Their job was to cover the construction of Norse Commons, the on-campus cafeteria closed for remodeling. Hard hats must be donned, videos shot, questions asked. They’re professionals now.
“I don’t know what to ask,” Hayley New had said before they left, trying to phrase interview questions. The group of four, quiet and slightly anxious, followed their mentor, their pace slow and their minds on the task ahead.
An early arrival meant more time spent in the heat, so the students filled the time by taking pictures and video. Hayley and her cousin, Megan New, tried unsuccessfully to sneak pictures of the construction workers going in and out of the building, but their blushes and giggles betrayed them.
Michael Xiang, who will be a freshman at Sycamore High this fall, wrestled with his tripod while Allan Millward from Dixie Heights, waited patiently, taking the occasional photograph.
“Have any of you been to a construction site before?” asked Rob Knarr, project manager of the Norse Commons construction when he walked up. The students all shook their heads, Michael glancing at his mentor as if seeking reassurance. Perhaps he was asking, “Why should we go forward?”
But forward they went. Behind those dark doors lay materials and men, scattered and busy, progress evident yet there was obviously still work to do. The students whipped out their cameras, wide-eyed and hesitant, unsure of their shots and their footing.

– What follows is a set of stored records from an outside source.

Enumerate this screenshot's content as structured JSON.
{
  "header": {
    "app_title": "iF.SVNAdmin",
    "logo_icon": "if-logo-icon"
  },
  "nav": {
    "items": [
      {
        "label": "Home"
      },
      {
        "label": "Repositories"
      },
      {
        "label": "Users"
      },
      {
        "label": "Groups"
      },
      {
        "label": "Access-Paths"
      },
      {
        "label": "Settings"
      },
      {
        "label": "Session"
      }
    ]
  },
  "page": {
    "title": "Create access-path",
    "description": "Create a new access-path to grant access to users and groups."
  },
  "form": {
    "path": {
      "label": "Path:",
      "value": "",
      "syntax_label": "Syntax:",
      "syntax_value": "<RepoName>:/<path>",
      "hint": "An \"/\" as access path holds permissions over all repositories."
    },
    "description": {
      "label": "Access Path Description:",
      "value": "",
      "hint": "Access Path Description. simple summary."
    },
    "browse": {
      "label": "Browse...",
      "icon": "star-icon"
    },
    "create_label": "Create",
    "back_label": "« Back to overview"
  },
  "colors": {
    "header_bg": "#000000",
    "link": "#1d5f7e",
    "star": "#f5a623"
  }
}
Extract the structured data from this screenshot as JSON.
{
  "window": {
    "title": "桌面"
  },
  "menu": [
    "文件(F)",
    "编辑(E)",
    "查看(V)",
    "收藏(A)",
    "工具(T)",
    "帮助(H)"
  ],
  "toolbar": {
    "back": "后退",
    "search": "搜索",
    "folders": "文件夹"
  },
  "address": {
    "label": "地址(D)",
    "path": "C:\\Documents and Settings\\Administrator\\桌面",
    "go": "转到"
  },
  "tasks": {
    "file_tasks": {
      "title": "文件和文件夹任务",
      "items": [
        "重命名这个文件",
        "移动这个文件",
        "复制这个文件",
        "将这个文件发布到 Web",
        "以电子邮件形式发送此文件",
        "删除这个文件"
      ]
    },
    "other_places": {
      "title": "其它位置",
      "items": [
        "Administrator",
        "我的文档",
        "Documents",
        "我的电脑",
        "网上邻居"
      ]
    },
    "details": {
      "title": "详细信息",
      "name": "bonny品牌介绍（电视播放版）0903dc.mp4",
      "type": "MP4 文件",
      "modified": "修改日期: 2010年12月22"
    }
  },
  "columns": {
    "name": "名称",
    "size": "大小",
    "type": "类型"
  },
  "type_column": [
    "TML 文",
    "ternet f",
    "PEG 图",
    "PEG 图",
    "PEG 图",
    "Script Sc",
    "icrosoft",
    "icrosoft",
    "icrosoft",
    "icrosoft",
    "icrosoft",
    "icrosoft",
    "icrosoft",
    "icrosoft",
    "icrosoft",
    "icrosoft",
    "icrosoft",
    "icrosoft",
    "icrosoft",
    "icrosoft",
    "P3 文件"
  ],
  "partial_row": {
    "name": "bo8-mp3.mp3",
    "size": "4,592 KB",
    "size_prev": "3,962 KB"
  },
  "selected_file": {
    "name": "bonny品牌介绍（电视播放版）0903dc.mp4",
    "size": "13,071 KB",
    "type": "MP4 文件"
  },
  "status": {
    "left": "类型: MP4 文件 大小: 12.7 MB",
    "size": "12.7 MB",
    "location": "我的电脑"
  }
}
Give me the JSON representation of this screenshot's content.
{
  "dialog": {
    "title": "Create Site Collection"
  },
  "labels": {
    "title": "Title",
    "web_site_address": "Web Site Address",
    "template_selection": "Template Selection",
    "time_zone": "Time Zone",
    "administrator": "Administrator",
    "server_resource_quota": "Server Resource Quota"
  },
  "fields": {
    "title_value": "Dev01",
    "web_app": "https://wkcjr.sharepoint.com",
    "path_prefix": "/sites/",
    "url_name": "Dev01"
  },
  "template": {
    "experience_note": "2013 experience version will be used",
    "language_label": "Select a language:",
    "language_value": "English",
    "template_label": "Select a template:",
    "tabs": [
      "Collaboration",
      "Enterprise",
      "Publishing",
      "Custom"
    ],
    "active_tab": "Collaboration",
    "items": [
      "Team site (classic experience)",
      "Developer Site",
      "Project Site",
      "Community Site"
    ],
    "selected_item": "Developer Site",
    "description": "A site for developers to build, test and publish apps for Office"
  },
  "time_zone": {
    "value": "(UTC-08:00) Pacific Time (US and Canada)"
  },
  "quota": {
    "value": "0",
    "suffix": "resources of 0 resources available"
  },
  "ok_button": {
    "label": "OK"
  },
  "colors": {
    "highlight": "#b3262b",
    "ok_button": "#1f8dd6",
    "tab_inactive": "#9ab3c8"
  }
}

“How much will the project cost?” asked Megan. Knarr volleyed it back, “What’s your guess?” They guessed about $1 million. The actual cost is $2.6 million, Knarr said.
“Excuse me.” The students hopped aside to let the man carrying the long board pass, their cameras jarring with the sudden movement. Around the next corner they watched the electricians wire the drink station, a small distance away from where the tables will go, which Knarr said would “help stray from that cafeteria feel.”
“Watch your feet,” their mentor warned, as small objects were kicked up from their feet. Going forward, they turned corners, stopping for more information, filming behind them as they entered each new space.
Michael switched from camera to notepad, scribbling quotes as they came while Hayley and Megan captured the information on screen. Allan stood behind them, absorbing the information mentally as he listened to the conversation.
Toward the end Knarr explained the massive roll of paper under his arm, the design plans. “Design takes the most time,” he demonstrated with his hands. Still moving forward, they discussed the different tasks that must be completed, the different parties involved.
And then they were out. Hard hats were returned, hair fluffed and farewells given. Enthusiasm, interest had been sparked. The pace quicker and their footing surer, they returned for lunch. Discussion was open and they talked more, their mentor less. The hardest part was yet to come, but they were going forward.